A função social da tia do café

sábado, 30 de julho de 2011

Quando me formei escutei uma pergunta, tanto de meu pai como de minha mãe, que não gosto de ouvir até hoje: “Filho, porque você não faz um concurso público?”.
A função social da tia do café

O fato de odiar essa pergunta vem de uma vocação natural que tenho, e de muitos da mesma geração, pelo desafio. Repartições públicas são monótonas, chatas, não estimulam a criatividade, não desafiam os funcionários, não possuem metas agressivas e outros adjetivos vistos da ótica da Geração Y, seja esse conceito equivocado ou não. Mas em momento algum recrimino os porquês dos meus pais me fazerem essa pergunta até hoje. Eles (funcionários públicos) possuem uma estabilidade no emprego, não são afetados por crises globais ou locais e mantém um salário na média do mercado, quando não maior, mesmo que sem grandes aumentos ao longo da vida.

Antigamente as empresas privadas tinham um perfil semelhante, no que tange à continuidade do emprego quando comparamos com as empresas públicas. Quantos de nós conhecemos o pai daquele amigo que trabalhou anos como engenheiro da construtora Fulano LTDA, ou nosso tio aposentado como representante comercial da distribuidora Cicrano S.A. depois de uma vida inteira de dedicação? Pois o que antes era um mar calmo de ventos alísios soprando para o norte se tornou uma atmosfera tempestuosa, vez por outra semelhante a um maremoto, onde apenas os mais destemidos conseguem dobrar o Cabo da Boa Esperança da vida profissional. E são nesses mares agitados que muitos teimosos preferem colocar seu barco e velejar felizes da vida.
Infelizmente, aquele afeto, carinho ou até a mesmo paixão platônica que existia entre a empresa e o empregado deixou de existir. Primeiramente as empresas arremessaram aos cães a fidelidade para com seus empregados. Depois foi a vez de estes darem o troco e o que se veem hoje são relações de interesse mútuo onde um empregado que cometeu uma falha operacional é desligado sem serem levadas em consideração tantas outras vezes quando ele executou sua função além da sua capacidade. Há ainda o profissional que troca de empresa porque o PPL do ano foi abaixo do esperado quando, em anos anteriores, houve recordes na distribuição dos lucros.
Por vezes encontramos ilhas de bom convívio social dentro de uma corporação, o que faz com que seus componentes se mantenham atrelados à empresa rodeada de interesses puramente financeiros e chauvinistas.

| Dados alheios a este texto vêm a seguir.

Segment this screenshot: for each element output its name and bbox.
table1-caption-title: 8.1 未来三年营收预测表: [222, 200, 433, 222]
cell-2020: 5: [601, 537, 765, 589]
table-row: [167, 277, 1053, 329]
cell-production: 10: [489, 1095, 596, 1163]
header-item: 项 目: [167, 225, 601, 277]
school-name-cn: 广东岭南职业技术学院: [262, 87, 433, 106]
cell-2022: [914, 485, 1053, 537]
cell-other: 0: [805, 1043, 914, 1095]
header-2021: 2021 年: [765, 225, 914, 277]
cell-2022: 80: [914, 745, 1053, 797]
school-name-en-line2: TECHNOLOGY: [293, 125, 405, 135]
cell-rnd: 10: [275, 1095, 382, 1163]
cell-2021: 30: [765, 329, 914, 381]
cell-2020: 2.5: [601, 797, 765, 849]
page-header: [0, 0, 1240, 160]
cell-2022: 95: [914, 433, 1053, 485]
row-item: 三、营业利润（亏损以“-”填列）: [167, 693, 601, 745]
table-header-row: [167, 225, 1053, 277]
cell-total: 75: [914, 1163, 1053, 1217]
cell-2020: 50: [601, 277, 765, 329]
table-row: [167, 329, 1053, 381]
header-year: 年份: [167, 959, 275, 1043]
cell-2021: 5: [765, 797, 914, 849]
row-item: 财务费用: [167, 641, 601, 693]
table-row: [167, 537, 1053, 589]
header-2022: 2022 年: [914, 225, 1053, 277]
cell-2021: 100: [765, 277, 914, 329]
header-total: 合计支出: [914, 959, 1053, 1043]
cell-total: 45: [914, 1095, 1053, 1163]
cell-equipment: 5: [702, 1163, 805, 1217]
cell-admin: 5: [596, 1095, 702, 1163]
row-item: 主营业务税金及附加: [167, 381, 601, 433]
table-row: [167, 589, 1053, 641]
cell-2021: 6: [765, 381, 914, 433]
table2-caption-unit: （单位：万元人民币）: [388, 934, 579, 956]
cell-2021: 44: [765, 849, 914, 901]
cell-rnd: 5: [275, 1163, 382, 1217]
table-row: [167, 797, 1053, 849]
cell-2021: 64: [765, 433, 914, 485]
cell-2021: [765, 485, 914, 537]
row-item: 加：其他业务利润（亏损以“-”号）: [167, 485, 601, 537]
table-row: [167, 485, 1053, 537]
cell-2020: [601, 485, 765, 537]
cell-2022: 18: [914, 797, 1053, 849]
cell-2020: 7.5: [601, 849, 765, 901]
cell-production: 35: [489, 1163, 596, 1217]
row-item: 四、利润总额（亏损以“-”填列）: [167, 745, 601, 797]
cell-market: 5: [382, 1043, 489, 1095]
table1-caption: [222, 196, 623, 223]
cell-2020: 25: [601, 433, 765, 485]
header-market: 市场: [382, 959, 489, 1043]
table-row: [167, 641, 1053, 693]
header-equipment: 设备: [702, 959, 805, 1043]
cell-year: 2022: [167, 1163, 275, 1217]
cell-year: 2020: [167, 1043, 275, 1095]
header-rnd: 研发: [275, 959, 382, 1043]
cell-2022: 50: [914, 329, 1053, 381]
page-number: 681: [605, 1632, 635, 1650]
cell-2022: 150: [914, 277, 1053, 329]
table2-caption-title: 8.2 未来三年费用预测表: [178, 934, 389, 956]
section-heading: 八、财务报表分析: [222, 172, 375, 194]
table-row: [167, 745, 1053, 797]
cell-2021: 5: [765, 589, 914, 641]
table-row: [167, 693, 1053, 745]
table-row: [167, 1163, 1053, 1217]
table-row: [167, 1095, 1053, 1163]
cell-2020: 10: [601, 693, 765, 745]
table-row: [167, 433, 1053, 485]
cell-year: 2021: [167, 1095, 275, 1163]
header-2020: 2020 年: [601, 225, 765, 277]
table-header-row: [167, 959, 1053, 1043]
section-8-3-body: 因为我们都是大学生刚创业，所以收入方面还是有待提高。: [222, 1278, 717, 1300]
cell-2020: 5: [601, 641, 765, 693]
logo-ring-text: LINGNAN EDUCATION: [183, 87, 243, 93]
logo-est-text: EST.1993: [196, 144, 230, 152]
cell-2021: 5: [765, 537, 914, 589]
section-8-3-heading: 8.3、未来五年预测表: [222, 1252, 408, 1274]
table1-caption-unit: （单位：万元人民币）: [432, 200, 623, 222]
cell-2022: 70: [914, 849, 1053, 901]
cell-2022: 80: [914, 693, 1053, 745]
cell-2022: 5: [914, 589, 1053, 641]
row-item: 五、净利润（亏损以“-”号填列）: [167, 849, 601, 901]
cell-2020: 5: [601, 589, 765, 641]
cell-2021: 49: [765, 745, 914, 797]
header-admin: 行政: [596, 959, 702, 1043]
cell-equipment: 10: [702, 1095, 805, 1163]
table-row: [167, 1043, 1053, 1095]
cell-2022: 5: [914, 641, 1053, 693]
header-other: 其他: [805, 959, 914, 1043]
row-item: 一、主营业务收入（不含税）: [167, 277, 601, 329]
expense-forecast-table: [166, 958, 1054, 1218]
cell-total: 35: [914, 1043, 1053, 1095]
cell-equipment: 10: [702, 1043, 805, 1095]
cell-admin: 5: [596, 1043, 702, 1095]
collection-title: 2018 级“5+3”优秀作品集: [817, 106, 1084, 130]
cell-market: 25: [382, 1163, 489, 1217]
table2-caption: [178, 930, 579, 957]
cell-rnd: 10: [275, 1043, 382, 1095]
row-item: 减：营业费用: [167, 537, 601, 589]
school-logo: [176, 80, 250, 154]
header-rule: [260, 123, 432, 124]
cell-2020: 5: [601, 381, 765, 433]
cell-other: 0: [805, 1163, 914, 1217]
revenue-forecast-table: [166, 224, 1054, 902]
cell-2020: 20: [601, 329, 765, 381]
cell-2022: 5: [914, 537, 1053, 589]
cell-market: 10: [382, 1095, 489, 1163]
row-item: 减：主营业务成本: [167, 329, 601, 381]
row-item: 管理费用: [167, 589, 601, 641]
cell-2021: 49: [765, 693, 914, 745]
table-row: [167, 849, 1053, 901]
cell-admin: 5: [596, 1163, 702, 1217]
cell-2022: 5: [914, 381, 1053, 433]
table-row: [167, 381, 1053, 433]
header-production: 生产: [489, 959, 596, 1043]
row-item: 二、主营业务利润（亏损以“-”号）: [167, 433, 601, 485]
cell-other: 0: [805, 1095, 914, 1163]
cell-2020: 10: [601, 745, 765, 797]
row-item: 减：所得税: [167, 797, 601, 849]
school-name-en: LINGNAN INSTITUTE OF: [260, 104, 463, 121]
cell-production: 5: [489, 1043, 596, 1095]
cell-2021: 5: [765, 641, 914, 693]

Trabalhei em uma empresa assim, e uma das poucas coisas que me mantiveram nela foram os conselhos na hora certa e o bom humor da ‘tia do café’, carinhosamente chamada por todos de dona Lourdinha. Consegui me manter na empresa por um bom tempo até surgir uma melhor proposta. Empresas com alta rotatividade, em sua maioria, se devem a essa falta de socialismo, espírito de união e de assistência pelo alto clero corporativo.
Um gordo salário mensal não sustenta um extenuante e às vezes irracional stress diário. Se as empresas quiserem a fidelidade que nossos pais deram as suas empresas no passado, ou mudam suas concepções de ambiente de trabalho com um foco mais humano, ou precisarão contratar muitas outras donas Lourdinhas.